The second quarter of 2019 presented equity investors with some volatility, but ultimately ended on a positive note. April continued the strong performance from the first quarter, however, May was negative for all equity asset classes. June returned to strong performance and allowed the quarter to end with positive returns.

All equity asset classes provided positive results for the quarter, with US companies leading the way. Growth companies continued to outperform value companies and large companies continued to outperform small.

A mid-quarter increase in volatility was in part caused by a breakdown in trade talks with China, which has been an ongoing concern for markets since the first half of 2018. The most recent round of negotiations was suspended in late April, which led to the downturn in May. Although there has not been much good news on the trade front, a lack of bad news allowed the market to climb back to new highs in June. In addition to the stalemate with China, U.S. companies were specifically barred from selling parts to Huawei, China’s largest technology company.
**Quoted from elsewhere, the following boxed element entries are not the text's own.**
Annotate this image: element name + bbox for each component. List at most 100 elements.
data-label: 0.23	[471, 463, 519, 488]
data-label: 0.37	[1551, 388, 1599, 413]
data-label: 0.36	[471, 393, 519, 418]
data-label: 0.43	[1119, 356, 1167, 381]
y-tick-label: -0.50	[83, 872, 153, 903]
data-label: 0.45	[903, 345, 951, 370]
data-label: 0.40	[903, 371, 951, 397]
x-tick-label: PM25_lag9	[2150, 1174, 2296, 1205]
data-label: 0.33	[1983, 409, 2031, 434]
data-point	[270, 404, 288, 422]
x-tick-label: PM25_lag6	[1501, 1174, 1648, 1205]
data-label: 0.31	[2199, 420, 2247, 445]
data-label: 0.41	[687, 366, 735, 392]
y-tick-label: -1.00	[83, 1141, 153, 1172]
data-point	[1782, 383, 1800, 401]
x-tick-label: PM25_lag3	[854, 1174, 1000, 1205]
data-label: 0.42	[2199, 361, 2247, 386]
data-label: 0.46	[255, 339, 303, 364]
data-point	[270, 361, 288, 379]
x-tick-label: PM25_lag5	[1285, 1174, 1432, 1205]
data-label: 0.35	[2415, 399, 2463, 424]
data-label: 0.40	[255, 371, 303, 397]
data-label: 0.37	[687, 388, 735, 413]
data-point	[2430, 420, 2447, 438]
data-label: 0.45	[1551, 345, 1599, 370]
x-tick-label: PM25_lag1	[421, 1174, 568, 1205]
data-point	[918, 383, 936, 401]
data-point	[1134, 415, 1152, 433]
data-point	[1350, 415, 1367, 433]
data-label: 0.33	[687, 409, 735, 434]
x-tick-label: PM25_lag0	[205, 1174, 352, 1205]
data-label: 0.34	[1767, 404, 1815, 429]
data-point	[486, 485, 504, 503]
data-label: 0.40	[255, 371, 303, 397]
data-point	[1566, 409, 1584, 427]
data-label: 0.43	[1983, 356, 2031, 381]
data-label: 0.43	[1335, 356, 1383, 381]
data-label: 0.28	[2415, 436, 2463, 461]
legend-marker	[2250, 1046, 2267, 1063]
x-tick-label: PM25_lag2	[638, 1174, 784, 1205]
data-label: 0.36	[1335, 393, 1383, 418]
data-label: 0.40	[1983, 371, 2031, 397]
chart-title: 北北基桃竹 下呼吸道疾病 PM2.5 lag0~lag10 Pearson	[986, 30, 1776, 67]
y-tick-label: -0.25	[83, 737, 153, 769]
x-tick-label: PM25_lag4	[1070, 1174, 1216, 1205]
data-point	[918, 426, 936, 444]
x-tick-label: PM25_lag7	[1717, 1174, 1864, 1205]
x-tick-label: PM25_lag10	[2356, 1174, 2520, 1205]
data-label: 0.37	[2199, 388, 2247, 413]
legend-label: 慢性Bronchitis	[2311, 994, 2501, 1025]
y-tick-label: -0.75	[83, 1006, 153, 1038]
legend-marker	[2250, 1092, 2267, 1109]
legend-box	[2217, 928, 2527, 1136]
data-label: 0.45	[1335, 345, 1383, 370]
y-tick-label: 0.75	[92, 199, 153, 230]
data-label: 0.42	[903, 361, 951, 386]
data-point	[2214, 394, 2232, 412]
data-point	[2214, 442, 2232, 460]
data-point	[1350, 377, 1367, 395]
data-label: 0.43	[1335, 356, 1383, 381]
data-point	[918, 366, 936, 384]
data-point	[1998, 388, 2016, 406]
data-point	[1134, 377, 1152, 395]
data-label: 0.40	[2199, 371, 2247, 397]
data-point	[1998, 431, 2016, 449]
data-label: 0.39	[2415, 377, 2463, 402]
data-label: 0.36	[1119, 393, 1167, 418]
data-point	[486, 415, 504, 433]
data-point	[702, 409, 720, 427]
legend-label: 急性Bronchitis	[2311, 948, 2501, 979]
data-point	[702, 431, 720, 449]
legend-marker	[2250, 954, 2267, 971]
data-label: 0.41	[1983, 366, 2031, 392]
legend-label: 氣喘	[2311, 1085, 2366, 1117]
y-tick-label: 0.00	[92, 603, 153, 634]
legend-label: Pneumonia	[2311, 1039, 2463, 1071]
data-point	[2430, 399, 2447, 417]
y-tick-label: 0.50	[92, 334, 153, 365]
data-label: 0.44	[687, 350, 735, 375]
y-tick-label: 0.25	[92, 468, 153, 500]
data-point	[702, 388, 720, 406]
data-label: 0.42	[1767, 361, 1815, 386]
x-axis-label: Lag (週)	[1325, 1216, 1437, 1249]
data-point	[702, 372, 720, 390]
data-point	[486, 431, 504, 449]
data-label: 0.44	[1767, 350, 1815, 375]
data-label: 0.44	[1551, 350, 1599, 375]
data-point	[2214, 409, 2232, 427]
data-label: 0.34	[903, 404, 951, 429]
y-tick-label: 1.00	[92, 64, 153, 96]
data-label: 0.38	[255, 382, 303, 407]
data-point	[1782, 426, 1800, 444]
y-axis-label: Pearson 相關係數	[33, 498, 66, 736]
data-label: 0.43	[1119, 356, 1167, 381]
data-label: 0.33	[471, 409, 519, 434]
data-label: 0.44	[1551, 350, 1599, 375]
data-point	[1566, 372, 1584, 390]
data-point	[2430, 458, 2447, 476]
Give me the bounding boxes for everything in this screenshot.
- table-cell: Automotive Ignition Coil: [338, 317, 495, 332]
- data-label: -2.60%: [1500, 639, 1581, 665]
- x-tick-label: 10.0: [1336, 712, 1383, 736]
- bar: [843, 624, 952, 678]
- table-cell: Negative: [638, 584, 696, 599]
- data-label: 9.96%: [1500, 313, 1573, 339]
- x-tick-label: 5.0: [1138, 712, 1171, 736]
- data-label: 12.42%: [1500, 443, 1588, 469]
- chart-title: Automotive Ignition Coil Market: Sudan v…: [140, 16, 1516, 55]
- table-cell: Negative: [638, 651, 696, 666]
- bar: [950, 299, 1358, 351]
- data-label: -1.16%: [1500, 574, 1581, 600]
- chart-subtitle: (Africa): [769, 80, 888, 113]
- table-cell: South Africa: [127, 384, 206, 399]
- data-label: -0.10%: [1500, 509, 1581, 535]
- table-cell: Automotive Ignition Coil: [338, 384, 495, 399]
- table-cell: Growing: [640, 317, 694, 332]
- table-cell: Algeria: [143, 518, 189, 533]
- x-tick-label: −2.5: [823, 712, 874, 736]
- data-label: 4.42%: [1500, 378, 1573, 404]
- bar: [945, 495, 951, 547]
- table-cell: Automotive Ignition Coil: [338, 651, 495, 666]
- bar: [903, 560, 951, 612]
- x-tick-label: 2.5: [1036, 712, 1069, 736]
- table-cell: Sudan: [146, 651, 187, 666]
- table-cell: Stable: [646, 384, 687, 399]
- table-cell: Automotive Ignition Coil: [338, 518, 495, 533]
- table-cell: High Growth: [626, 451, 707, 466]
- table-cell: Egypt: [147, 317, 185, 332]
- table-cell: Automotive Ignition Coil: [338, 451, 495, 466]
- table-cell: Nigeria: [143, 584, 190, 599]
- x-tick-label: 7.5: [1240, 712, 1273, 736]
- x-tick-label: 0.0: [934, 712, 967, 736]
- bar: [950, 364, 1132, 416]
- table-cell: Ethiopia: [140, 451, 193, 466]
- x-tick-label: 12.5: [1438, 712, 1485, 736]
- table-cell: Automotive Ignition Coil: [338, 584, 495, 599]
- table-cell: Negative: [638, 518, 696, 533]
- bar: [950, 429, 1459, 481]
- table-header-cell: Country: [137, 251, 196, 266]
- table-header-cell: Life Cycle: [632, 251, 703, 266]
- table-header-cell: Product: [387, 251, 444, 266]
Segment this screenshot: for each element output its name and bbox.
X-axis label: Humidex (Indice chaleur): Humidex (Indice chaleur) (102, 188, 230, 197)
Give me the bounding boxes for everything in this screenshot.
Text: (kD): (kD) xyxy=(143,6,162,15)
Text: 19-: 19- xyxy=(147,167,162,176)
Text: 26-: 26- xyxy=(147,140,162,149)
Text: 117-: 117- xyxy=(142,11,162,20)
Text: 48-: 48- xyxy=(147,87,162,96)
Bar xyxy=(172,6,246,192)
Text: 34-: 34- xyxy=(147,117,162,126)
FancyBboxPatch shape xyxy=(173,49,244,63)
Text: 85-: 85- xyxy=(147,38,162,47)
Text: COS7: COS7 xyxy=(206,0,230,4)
On the political front, democrats have been lobbying for, and have now been granted, the opportunity to have Robert Muller testify before Congress. If Mr. Mueller stands by the comments he made when his report was released in April, he will not provide any information that was not included in the original report. Also, a $4.6 billion humanitarian aid package was approved in order to address the crisis at the U.S.-Mexico border.

In Europe, Theresa May was unable to get a Brexit deal accomplished, which ultimately resulted in her relinquishing her role as the U.K. prime minister. She is currently serving as acting prime minister until the election on July 22nd, which will allow the Conservative Party to pick between Boris Johnson and Jeremey Hunt.

In the U.S., interest rates during the quarter fell dramatically across the entire yield curve with the exception of very short rates, with the Fed Funds target rate staying at 2.5%. The decline in rates led to a strong quarter for all fixed income investments.

During the quarter, tensions escalated with Iran. Over the past twelve months, Iranian oil exports have fallen by 90% due to the imposition of U.S. sanctions. With their backs against the wall, the Iranians lashed out by bombing two oil tankers near the Strait of Hormuz and shooting down a U.S. drone. In response, the U.S. will send 1,000 additional troops and other military resources to the Middle East, and will increase sanctions.


Global equities performed well for the quarter. U.S. companies were led by technology stocks, however, value stocks also performed well. Developed international markets outperformed emerging markets.

Q2 2019 Equity Index Returns


With declining rates, real estate and high yield bonds performed well for the quarter. Real estate has been among the best performing asset classes for the year.

Q2 2019 Alternative Index Returns


The Federal Reserve’s comments regarding a slowing economy and possible interest rate cuts caused yields to drop dramatically during the quarter. The 5-year Treasury yield fell from 2.23% to 1.76%, the 10-year from 2.41% to 2.00%, and the 30-year Treasury yield declined from 2.81% to 2.52%.

Q2 2019 Fixed Income Index Returns

The next several months will be filled with media noise as the democratic primary gets into full swing. With one round of debates under their belts, and several more to come, the field of more than 20 candidates should get honed down to a smaller group for the primary elections, which will start in February of 2020.